The company's entire booking process has been revamped through a series of customizable tools designed to speed up the process and reduce the need for outside assistance.
Tom Wilkinson, senior vice president of Partnership Travel Consulting in Princeton, N.J., said Expedia's enhancements are incremental rather than revolutionary, but make the site cleaner, quicker and easier to navigate.
The redesign has been in the works for almost a year and many of the enhancements come from customer suggestions. "It looks like they've taken most, if not all, of our suggestions," said Terry Sullo, manager of travel and marketing trends at Expedia customer Akamai Technologies, "so we're looking forward to seeing this come together."
Expedia sees its most significant enhancement in users' ability to manipulate, add and book a flight, hotel and car rental all at once in "a shopping cart manner," said Expedia product manager Angie Weber. "It's dramatically more seamless for the traveler," she said. "It really speeds up booking a trip."
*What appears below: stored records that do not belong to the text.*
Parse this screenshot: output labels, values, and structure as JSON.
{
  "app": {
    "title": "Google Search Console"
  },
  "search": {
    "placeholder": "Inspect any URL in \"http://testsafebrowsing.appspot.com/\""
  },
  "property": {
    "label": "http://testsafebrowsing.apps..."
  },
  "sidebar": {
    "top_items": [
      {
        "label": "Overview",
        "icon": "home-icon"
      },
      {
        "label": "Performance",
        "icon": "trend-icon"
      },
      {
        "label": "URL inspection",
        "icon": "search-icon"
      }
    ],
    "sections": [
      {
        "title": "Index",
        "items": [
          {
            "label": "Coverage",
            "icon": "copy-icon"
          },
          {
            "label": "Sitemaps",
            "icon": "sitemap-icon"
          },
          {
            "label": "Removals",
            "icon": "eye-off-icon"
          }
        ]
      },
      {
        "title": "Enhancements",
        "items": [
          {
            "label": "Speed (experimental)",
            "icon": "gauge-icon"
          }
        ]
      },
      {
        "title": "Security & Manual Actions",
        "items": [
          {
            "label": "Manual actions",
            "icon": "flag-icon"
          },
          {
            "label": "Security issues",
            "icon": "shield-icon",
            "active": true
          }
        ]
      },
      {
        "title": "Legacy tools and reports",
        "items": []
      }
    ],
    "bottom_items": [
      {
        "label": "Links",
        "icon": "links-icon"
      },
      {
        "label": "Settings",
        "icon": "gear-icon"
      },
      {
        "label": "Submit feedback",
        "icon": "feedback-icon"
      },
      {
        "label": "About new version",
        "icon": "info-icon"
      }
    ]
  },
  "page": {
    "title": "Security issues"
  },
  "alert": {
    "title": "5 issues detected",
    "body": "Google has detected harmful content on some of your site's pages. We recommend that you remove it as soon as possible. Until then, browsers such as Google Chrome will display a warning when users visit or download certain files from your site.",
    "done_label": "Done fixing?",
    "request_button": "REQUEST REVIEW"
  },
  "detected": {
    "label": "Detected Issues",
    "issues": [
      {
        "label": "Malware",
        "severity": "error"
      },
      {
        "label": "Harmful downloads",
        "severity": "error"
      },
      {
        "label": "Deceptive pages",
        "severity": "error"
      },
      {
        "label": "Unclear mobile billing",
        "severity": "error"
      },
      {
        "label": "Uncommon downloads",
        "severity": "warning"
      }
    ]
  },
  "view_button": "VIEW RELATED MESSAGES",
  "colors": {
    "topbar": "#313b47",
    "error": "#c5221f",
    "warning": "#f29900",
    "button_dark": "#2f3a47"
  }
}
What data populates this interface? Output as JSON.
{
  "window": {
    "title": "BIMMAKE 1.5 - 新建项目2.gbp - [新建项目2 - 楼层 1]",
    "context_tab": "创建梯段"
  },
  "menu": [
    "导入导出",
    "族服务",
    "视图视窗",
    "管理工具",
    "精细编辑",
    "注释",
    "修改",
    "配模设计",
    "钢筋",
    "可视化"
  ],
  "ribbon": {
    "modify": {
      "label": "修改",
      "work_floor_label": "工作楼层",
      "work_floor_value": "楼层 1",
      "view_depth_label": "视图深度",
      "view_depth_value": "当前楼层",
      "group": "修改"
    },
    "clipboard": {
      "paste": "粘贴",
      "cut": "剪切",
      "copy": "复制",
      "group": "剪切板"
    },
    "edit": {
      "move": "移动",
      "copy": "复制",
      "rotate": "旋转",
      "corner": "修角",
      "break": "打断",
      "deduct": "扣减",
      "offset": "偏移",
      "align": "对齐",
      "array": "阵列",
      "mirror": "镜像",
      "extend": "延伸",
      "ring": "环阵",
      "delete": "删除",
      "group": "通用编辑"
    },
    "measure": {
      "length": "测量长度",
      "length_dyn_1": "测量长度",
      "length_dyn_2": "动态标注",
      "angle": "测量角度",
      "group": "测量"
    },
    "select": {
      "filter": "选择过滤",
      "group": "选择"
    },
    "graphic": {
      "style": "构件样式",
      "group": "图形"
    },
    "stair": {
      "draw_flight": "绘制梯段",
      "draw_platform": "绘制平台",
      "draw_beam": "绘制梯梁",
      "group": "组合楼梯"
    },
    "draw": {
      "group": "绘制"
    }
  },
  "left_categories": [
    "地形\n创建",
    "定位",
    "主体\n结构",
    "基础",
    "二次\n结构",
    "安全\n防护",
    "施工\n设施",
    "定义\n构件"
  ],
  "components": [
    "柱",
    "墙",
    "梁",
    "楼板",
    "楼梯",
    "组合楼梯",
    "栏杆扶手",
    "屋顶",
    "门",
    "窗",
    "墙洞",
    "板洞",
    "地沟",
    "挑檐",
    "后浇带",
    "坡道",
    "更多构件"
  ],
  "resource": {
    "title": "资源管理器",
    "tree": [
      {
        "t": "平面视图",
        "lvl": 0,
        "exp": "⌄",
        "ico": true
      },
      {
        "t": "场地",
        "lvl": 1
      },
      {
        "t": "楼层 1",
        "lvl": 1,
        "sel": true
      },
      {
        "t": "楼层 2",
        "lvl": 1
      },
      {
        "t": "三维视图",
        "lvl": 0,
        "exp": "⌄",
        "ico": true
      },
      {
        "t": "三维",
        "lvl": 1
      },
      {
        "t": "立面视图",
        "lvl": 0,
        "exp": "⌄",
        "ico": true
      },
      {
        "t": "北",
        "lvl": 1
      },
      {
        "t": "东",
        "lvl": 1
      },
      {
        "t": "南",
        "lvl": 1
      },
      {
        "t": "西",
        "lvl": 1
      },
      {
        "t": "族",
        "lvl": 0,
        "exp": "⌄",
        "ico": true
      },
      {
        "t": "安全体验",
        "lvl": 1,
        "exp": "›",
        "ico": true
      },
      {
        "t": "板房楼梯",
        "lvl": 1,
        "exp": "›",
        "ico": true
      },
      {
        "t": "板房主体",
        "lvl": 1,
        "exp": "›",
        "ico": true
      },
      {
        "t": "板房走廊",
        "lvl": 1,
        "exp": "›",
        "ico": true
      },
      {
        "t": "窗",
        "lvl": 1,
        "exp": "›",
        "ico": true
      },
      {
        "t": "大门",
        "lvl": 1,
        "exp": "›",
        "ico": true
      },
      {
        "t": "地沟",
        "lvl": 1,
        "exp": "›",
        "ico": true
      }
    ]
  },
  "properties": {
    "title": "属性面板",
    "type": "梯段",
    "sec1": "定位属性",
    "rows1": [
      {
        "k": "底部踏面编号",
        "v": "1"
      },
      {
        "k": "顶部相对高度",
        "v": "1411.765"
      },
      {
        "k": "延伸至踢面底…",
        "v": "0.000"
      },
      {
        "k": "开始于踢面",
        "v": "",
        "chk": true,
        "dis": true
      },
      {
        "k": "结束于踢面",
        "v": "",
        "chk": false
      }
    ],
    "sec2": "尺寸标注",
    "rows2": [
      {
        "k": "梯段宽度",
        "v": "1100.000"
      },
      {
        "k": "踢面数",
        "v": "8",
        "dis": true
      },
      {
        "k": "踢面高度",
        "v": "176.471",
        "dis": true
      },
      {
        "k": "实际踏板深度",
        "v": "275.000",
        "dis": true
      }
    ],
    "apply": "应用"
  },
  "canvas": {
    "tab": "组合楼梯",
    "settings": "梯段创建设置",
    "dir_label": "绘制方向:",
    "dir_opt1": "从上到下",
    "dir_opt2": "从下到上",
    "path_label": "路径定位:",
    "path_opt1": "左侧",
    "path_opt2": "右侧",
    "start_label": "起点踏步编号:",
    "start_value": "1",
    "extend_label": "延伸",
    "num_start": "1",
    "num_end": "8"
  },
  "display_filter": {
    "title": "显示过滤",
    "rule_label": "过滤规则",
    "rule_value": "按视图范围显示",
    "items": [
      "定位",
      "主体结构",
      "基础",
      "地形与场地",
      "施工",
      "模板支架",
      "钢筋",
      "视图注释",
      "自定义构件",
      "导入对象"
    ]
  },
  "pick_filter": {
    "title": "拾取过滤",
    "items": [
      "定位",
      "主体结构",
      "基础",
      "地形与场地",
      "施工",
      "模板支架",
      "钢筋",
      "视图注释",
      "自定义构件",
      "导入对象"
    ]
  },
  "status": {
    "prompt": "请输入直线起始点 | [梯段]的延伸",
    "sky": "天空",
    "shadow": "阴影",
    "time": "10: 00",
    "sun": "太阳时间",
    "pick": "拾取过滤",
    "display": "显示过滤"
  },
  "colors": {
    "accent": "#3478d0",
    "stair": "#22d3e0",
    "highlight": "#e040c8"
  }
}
Additionally, a section on the homepage, called "Trip Central," allows users to look at pending trips and make itinerary changes or additions to flight, hotel, and car reservations, as well as view and exchange any unused airline tickets without the aid of an agent. "We've tracked and displayed unused tickets in the past, but this is the first time we've allowed the traveler to put those dollars towards a trip," Weber said.
The redesigned site also offers travelers the option of choosing premium economy class booking on some airlines—an economical upgrade from coach. Wilkinson said this feature only would appeal to a certain segment of business travelers. "Corporate travel managers may not want this option," he said. "They're always looking for the lowest logical airfare."
Giving users an "unprecedented level of control," is Expedia's Power Tools, according to Weber. The data download center gives expanded reporting time periods that allow managers to pull broad sets of data over one year, or a summary of up to two years, for year-over-year comparison. Wilkinson said the ability to search data up to two years is beneficial, even though a six to 13 month search is usually adequate.
Wilkinson believes the enhancements—many of which he noted already exist on other sites—give Expedia a new advantage. "This will be a competitive benefit," he said.